This was a bad movie, and I mean structurally. It was such a bad film structurally that I am floored that the rotten tomatoes scores aren't reversed. That it's not 50% critics and 90% audience pretty much states implicitly that they are bought and paid for and there's not a single one who deserves to state they know anything about film. It's perfectly fine to enjoy some schlock, but acting like it's quality is to be in denial.
Let's start with the overuse of exposition dialogue. Now you can argue these films are geared towards a younger audience, who might need a bit more explanation as to what's happening, but there was way too much of it. "They've got a ram!" "Oh no they can use it to destroy the door!" "We have to destroy it before they use it to destroy the door!" It's completely unnecessary. "That is a big gun..." tells the audience everything they need to know, it's a gun, and they are capable of figuring out that it probably needs to be taken out. The characters know this too. Speaking it aloud is unnatural and awkward.
Inappropriate comedy is next. There was simply too much of it. This is the middle chapter of a trilogy, and every 30 seconds it was Poe, Finn, Porgs, BB8, Hux, Chewie, or Yoda interrupting with a zing or a sight gag. Most of the cast was devoted to making jokes in a war setting. It's a clash to begin with and should be used sparingly to relieve tense moments, not add up to half the film.
The False time constraint of the chase was a huge mistake. 18 hours? This is supposed to be immediately following Rey finding Luke? She was there at least two nights, how is that working? Is she supposed to learn everything she can in the matter of a few hours because the resistance is in immediate trouble following their victory at Starkiller base? Make it 18 days at least, what difference does it make? There's no need for such urgency for the plot, and frankly some scenes with Rey growing impatient with Luke over his feet dragging would've made more sense then, and be an interesting parallel to Luke's impatience in his youth. It was such a wasted opportunity for showing Luke's tutelage of Rey against Snoke's with Ben.
Am I supposed to believe at this point that the villains are at all competent? Is the First Order a legitimate threat? The Empire was effective and scary. By this point in the original trilogy, Vader had executed several Imperial officers who executed sound military strategy but failed nonetheless. How is Hux still alive? How did he even become a general? He is a buffoon, a caricature. He's Colonel Klink in space. Ben is an emotional baby. Snoke is gone and we literally know nothing about who he was, and now we have no reason to care. There is absolutely nothing interesting at all about the First Order as an antagonist.
And the largest offender, the one that drives me the most insane about basic script writing, plot threads that go absolutely nowhere. Scenes that can be removed without changing the outcome. Zero development. Rey's parents, the big "mystery box" of TFA. Doesn't matter they weren't anyone special. So why mention it at all, ever? Finn and Rose's trip to Vegas? Didn't matter at all. You could cut it completely, cut Benecio out of the film altogether, and just have them shuttle to the enemy ship to get caught regardless because you're not going to have that succeed anyway. Save me 30 minutes, Benecio's salary, and get an extra screening a day for more cash.
At the end of this film I sat there thinking, what was the point? Where did the story lead? What changed? Rey is still the good guy, Kylo is still the bad guy, Snoke is gone and we knew nothing about him anyway, and the resistance which managed to lose by winning is now called the Rebellion. Luke never even gave Rey the third lesson of his "I'll teach you three things". If someone did not see this film and wanted you to spoil it for them so they would understand Episode 9, you could literally just say "Snoke and Luke died and there's a chubby asian girl here now."

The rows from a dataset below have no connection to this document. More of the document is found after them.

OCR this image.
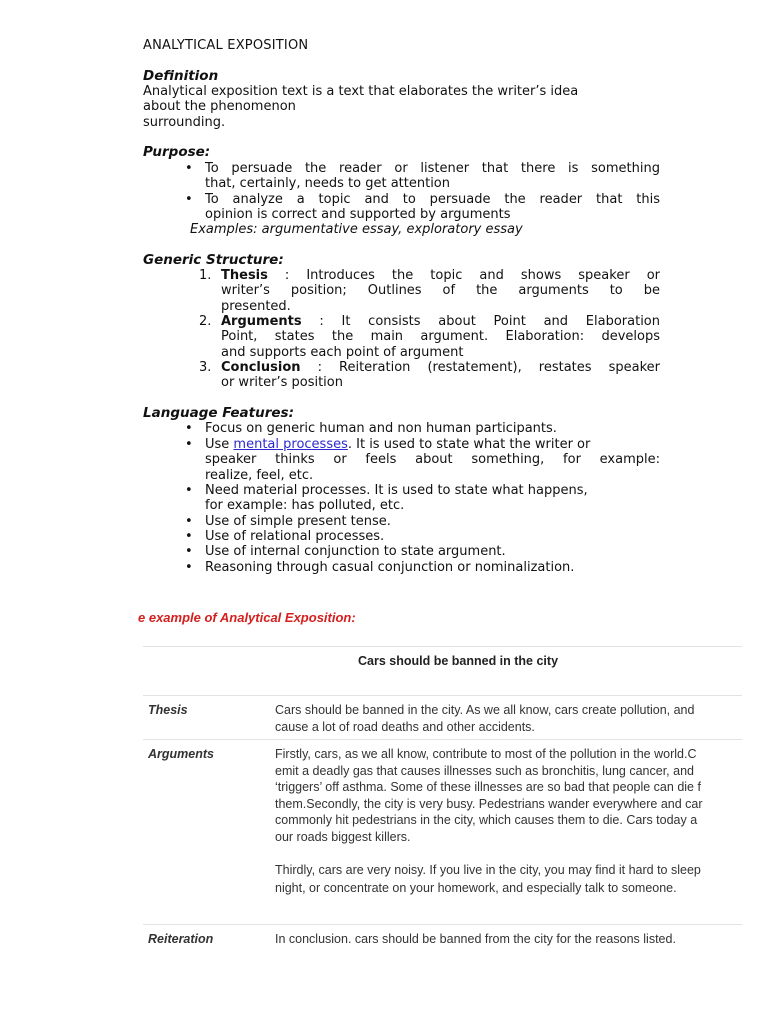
ANALYTICAL EXPOSITION
Definition
Analytical exposition text is a text that elaborates the writer’s idea
about the phenomenon
surrounding.
Purpose:
• To persuade the reader or listener that there is something
that, certainly, needs to get attention
• To analyze a topic and to persuade the reader that this
opinion is correct and supported by arguments
Examples: argumentative essay, exploratory essay
Generic Structure:
1. Thesis : Introduces the topic and shows speaker or
writer’s position; Outlines of the arguments to be
presented.
2. Arguments : It consists about Point and Elaboration
Point, states the main argument. Elaboration: develops
and supports each point of argument
3. Conclusion : Reiteration (restatement), restates speaker
or writer’s position
Language Features:
• Focus on generic human and non human participants.
• Use mental processes. It is used to state what the writer or
speaker thinks or feels about something, for example:
realize, feel, etc.
• Need material processes. It is used to state what happens,
for example: has polluted, etc.
• Use of simple present tense.
• Use of relational processes.
• Use of internal conjunction to state argument.
• Reasoning through casual conjunction or nominalization.
e example of Analytical Exposition:
Cars should be banned in the city
Thesis	Cars should be banned in the city. As we all know, cars create pollution, and
cause a lot of road deaths and other accidents.
Arguments	Firstly, cars, as we all know, contribute to most of the pollution in the world.C
emit a deadly gas that causes illnesses such as bronchitis, lung cancer, and
‘triggers’ off asthma. Some of these illnesses are so bad that people can die f
them.Secondly, the city is very busy. Pedestrians wander everywhere and car
commonly hit pedestrians in the city, which causes them to die. Cars today a
our roads biggest killers.
Thirdly, cars are very noisy. If you live in the city, you may find it hard to sleep
night, or concentrate on your homework, and especially talk to someone.
Reiteration	In conclusion. cars should be banned from the city for the reasons listed.
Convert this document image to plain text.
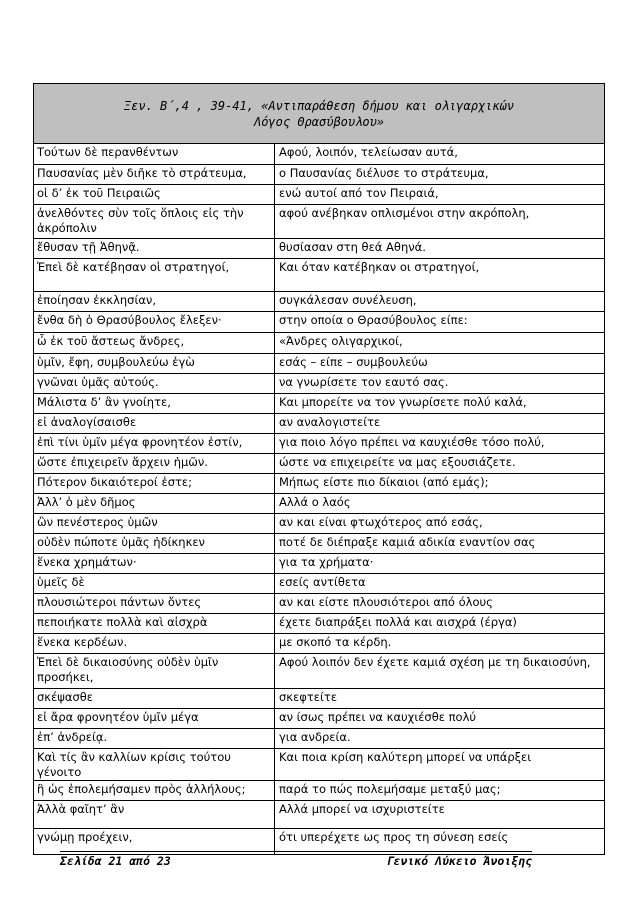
Ξεν. Β΄,4 , 39-41, «Αντιπαράθεση δήμου και ολιγαρχικών
Λόγος Θρασύβουλου»
Τούτων δὲ περανθέντων	Αφού, λοιπόν, τελείωσαν αυτά,
Παυσανίας μὲν διῆκε τὸ στράτευμα,	ο Παυσανίας διέλυσε το στράτευμα,
οἱ δ’ ἐκ τοῦ Πειραιῶς	ενώ αυτοί από τον Πειραιά,
ἀνελθόντες σὺν τοῖς ὅπλοις εἰς τὴν ἀκρόπολιν	αφού ανέβηκαν οπλισμένοι στην ακρόπολη,
ἔθυσαν τῇ Ἀθηνᾷ.	θυσίασαν στη θεά Αθηνά.
Ἐπεὶ δὲ κατέβησαν οἱ στρατηγοί,	Και όταν κατέβηκαν οι στρατηγοί,
ἐποίησαν ἐκκλησίαν,	συγκάλεσαν συνέλευση,
ἔνθα δὴ ὁ Θρασύβουλος ἔλεξεν·	στην οποία ο Θρασύβουλος είπε:
ὦ ἐκ τοῦ ἄστεως ἄνδρες,	«Άνδρες ολιγαρχικοί,
ὑμῖν, ἔφη, συμβουλεύω ἐγὼ	εσάς – είπε – συμβουλεύω
γνῶναι ὑμᾶς αὐτούς.	να γνωρίσετε τον εαυτό σας.
Μάλιστα δ’ ἂν γνοίητε,	Και μπορείτε να τον γνωρίσετε πολύ καλά,
εἰ ἀναλογίσαισθε	αν αναλογιστείτε
ἐπὶ τίνι ὑμῖν μέγα φρονητέον ἐστίν,	για ποιο λόγο πρέπει να καυχιέσθε τόσο πολύ,
ὥστε ἐπιχειρεῖν ἄρχειν ἡμῶν.	ώστε να επιχειρείτε να μας εξουσιάζετε.
Πότερον δικαιότεροί ἐστε;	Μήπως είστε πιο δίκαιοι (από εμάς);
Ἀλλ’ ὁ μὲν δῆμος	Αλλά ο λαός
ὢν πενέστερος ὑμῶν	αν και είναι φτωχότερος από εσάς,
οὐδὲν πώποτε ὑμᾶς ἠδίκηκεν	ποτέ δε διέπραξε καμιά αδικία εναντίον σας
ἕνεκα χρημάτων·	για τα χρήματα·
ὑμεῖς δὲ	εσείς αντίθετα
πλουσιώτεροι πάντων ὄντες	αν και είστε πλουσιότεροι από όλους
πεποιήκατε πολλὰ καὶ αἰσχρὰ	έχετε διαπράξει πολλά και αισχρά (έργα)
ἕνεκα κερδέων.	με σκοπό τα κέρδη.
Ἐπεὶ δὲ δικαιοσύνης οὐδὲν ὑμῖν προσήκει,	Αφού λοιπόν δεν έχετε καμιά σχέση με τη δικαιοσύνη,
σκέψασθε	σκεφτείτε
εἰ ἄρα φρονητέον ὑμῖν μέγα	αν ίσως πρέπει να καυχιέσθε πολύ
ἐπ’ ἀνδρείᾳ.	για ανδρεία.
Καὶ τίς ἂν καλλίων κρίσις τούτου γένοιτο	Και ποια κρίση καλύτερη μπορεί να υπάρξει
ἢ ὡς ἐπολεμήσαμεν πρὸς ἀλλήλους;	παρά το πώς πολεμήσαμε μεταξύ μας;
Ἀλλὰ φαῖητ’ ἂν	Αλλά μπορεί να ισχυριστείτε
γνώμῃ προέχειν,	ότι υπερέχετε ως προς τη σύνεση εσείς
Σελίδα 21 από 23	Γενικό Λύκειο Άνοιξης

About the only thing keeping this film from being tied with the Phantom Menace for worst Star Wars film is that Daisy Ridley is charming as hell, even if I dislike her character. She carries every scene she's in. It's just a shame that instead of seeing a duality of Kylo being abandoned by his father, given up on by his teacher, and manipulated by an evil master against Rey being abandoned by her family, struggling with Luke, and choosing good regardless, we get Finn in a leaky medical suit, "Chromedome" lines, and a spaceflying frozen Leia.
I'll admit though I loved Chewie and the porgs.